The effect of isoflurane on trifluoroethene (TFE) defluorination and cytochrome P450 inactivation was examined in rats to determine the influence of this anesthetic on in vivo fluoroethene metabolism. Exposure of rats to TFE (0.5%, v/v) or a mixture of TFE and isoflurane (0.5% each) in oxygen for 60 min resulted in plasma fluoride increased over that in nonexposed or isoflurane (0.5%)-exposed animals. In untreated rats plasma fluoride levels following TFE and TFE-isoflurane exposures were approximately equal. In rats treated with phenobarbital, however, isoflurane increased plasma fluoride over two times that in rats exposed to TFE alone. Likewise cytochrome P450 levels declined 24% in TFE-exposed animals and 64% in rats exposed to TFE-isoflurane. The ability of microsomes from fluorocarbon-exposed animals to metabolize (R)- and (S)-warfarin indicates that TFE exposure inactivated the phenobarbital-inducible isozymes P450IIB1, P450IIC6, and P450IIIA to approximately equal degrees (21-35%). TFE-isoflurane exposure further inhibited P450IIB1 and PB450IIC6 to 50-70%, but had only a minor effect on P450IIIA activity. These data demonstrate that the defluorination of TFE in vivo by the phenobarbital-inducible cytochrome P450 isozymes is increased by isoflurane, and that isoflurane enhances the ability of TFE to inactivate cytochromes P450 in an isozyme-selective manner.

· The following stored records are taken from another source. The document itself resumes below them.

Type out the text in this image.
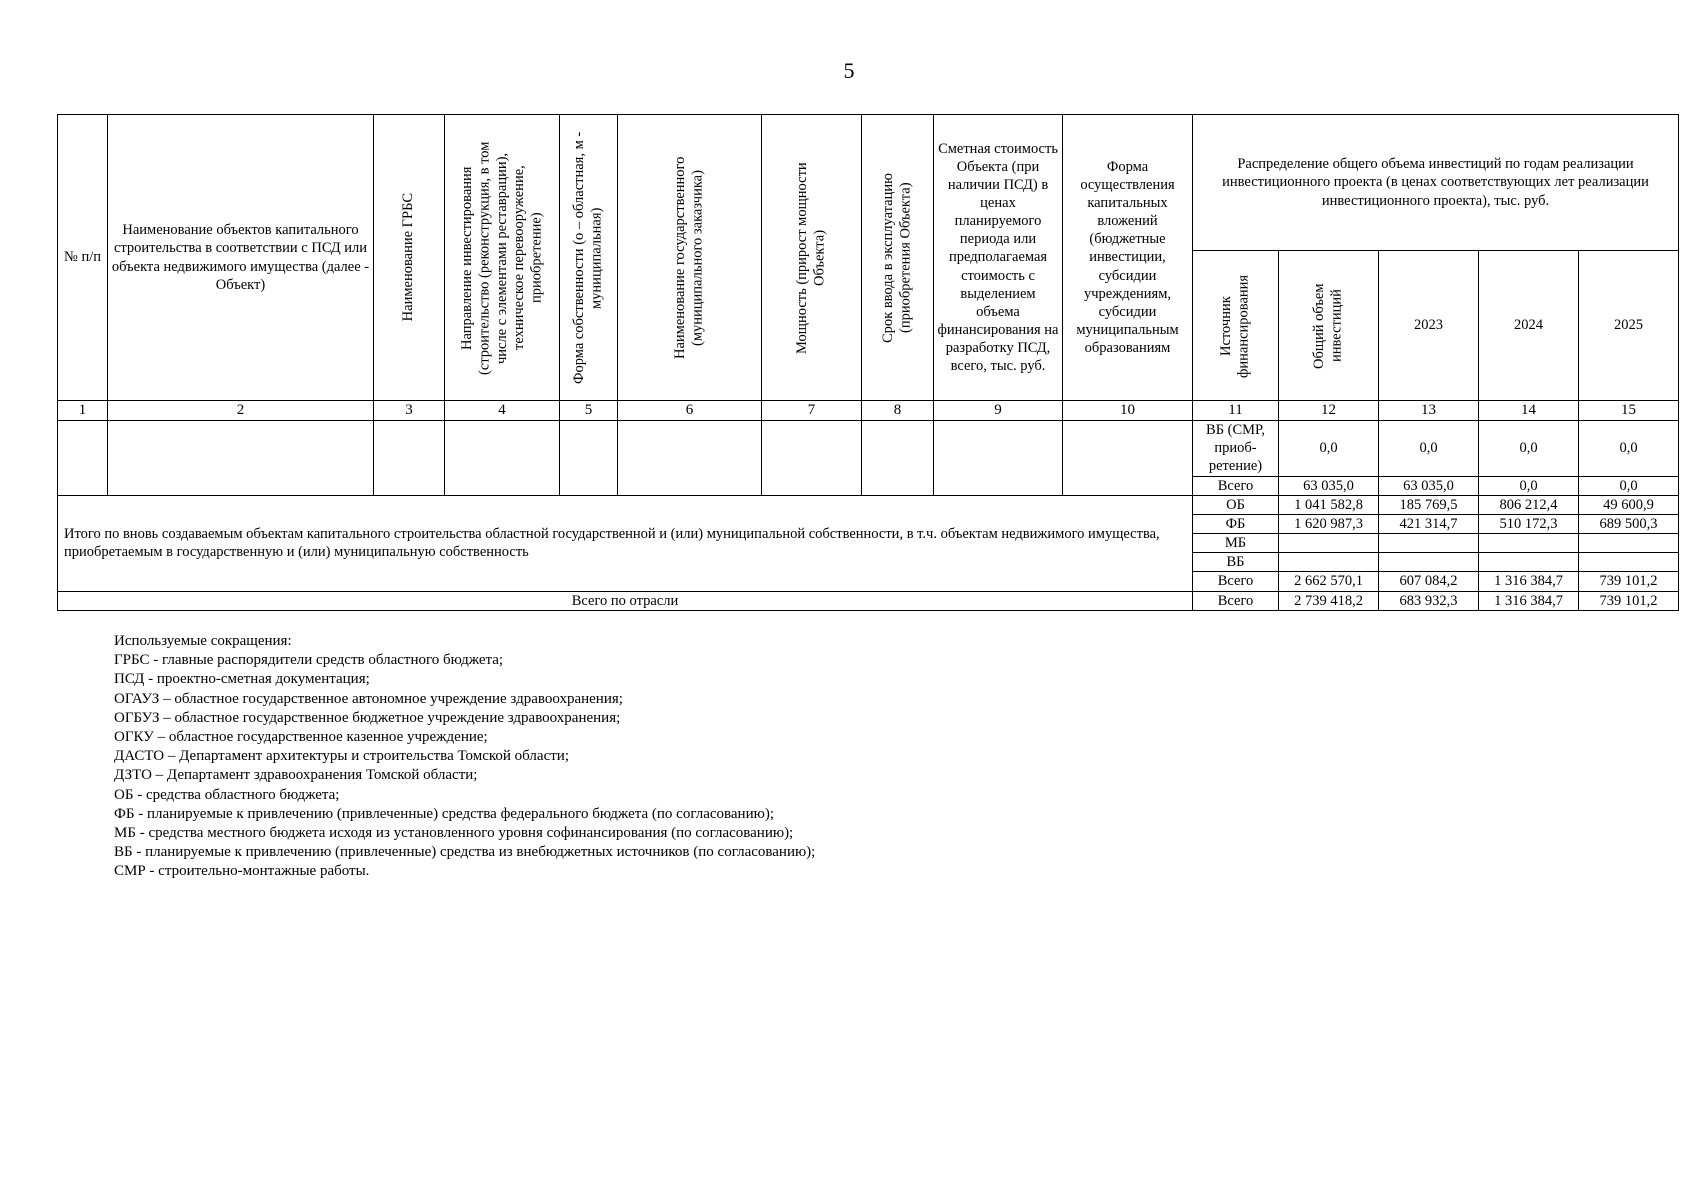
5
№ п/п	Наименование объектов капитального строительства в соответствии с ПСД или объекта недвижимого имущества (далее - Объект)	Наименование ГРБС	Направление инвестирования (строительство (реконструкция, в том числе с элементами реставрации), техническое перевооружение, приобретение)	Форма собственности (о – областная, м - муниципальная)	Наименование государственного (муниципального заказчика)	Мощность (прирост мощности Объекта)	Срок ввода в эксплуатацию (приобретения Объекта)	Сметная стоимость Объекта (при наличии ПСД) в ценах планируемого периода или предполагаемая стоимость с выделением объема финансирования на разработку ПСД, всего, тыс. руб.	Форма осуществления капитальных вложений (бюджетные инвестиции, субсидии учреждениям, субсидии муниципальным образованиям	Распределение общего объема инвестиций по годам реализации инвестиционного проекта (в ценах соответствующих лет реализации инвестиционного проекта), тыс. руб.				

										Источник финансирования	Общий объем инвестиций	2023	2024	2025
1	2	3	4	5	6	7	8	9	10	11	12	13	14	15
										ВБ (СМР, приоб-ретение)	0,0	0,0	0,0	0,0
										Всего	63 035,0	63 035,0	0,0	0,0
Итого по вновь создаваемым объектам капитального строительства областной государственной и (или) муниципальной собственности, в т.ч. объектам недвижимого имущества, приобретаемым в государственную и (или) муниципальную собственность										ОБ	1 041 582,8	185 769,5	806 212,4	49 600,9
										ФБ	1 620 987,3	421 314,7	510 172,3	689 500,3
										МБ				
										ВБ				
										Всего	2 662 570,1	607 084,2	1 316 384,7	739 101,2
Всего по отрасли										Всего	2 739 418,2	683 932,3	1 316 384,7	739 101,2
Используемые сокращения:
ГРБС - главные распорядители средств областного бюджета;
ПСД - проектно-сметная документация;
ОГАУЗ – областное государственное автономное учреждение здравоохранения;
ОГБУЗ – областное государственное бюджетное учреждение здравоохранения;
ОГКУ – областное государственное казенное учреждение;
ДАСТО – Департамент архитектуры и строительства Томской области;
ДЗТО – Департамент здравоохранения Томской области;
ОБ - средства областного бюджета;
ФБ - планируемые к привлечению (привлеченные) средства федерального бюджета (по согласованию);
МБ - средства местного бюджета исходя из установленного уровня софинансирования (по согласованию);
ВБ - планируемые к привлечению (привлеченные) средства из внебюджетных источников (по согласованию);
СМР - строительно-монтажные работы.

Contrasting effects of 1,1,1-trichloroethane on [14C]vinyl chloride metabolism and activation in hepatic microsomes from phenobarbital- and isoniazid-treated rats.

The interaction of 1,1,1-trichloroethane (TCE), a widely used chlorocarbon solvent, on the metabolism and activation of [14C]-vinyl chloride in rat hepatic microsomes was investigated to determine the effects of combined exposures to these compounds. In microsomes from phenobarbital (PB)-treated rats, TCE increased vinyl chloride-protein binding and vinyl chloride aqueous metabolite formation over twofold when vinyl chloride 0.32% (v/v) and TCE (0.65%) are incubated together. In contrast, under similar incubation conditions, TCE inhibited vinyl chloride metabolism and protein binding up to 45% in microsomes from isoniazid-treated animals. TCE also inhibited vinyl chloride metabolism and binding in microsomes from untreated rats, but to a lesser degree. Like the effect of TCE on vinyl chloride-protein binding, TCE increased vinyl chloride binding to DNA approximately 130% in microsomes from PB-treated rats, yet inhibited vinyl chloride-DNA binding in microsomes from isoniazid-treated and untreated animals. Consistent with TCE effects on vinyl chloride binding and aqueous metabolite production, TCE further increased cytochrome P450 loss due to vinyl chloride metabolism in microsomes from PB-treated rats, but was inhibitory to cytochrome P450 loss due to vinyl chloride metabolism in microsomes from isoniazid-treated and untreated rats. These data demonstrate that the relatively metabolically inert solvent, 1,1,1-trichloroethane, can directly increase vinyl chloride metabolism and activation catalyzed by the phenobarbital-inducible isozymes, but is inhibitory toward vinyl chloride metabolism catalyzed by the isoniazid-inducible CYP2E1.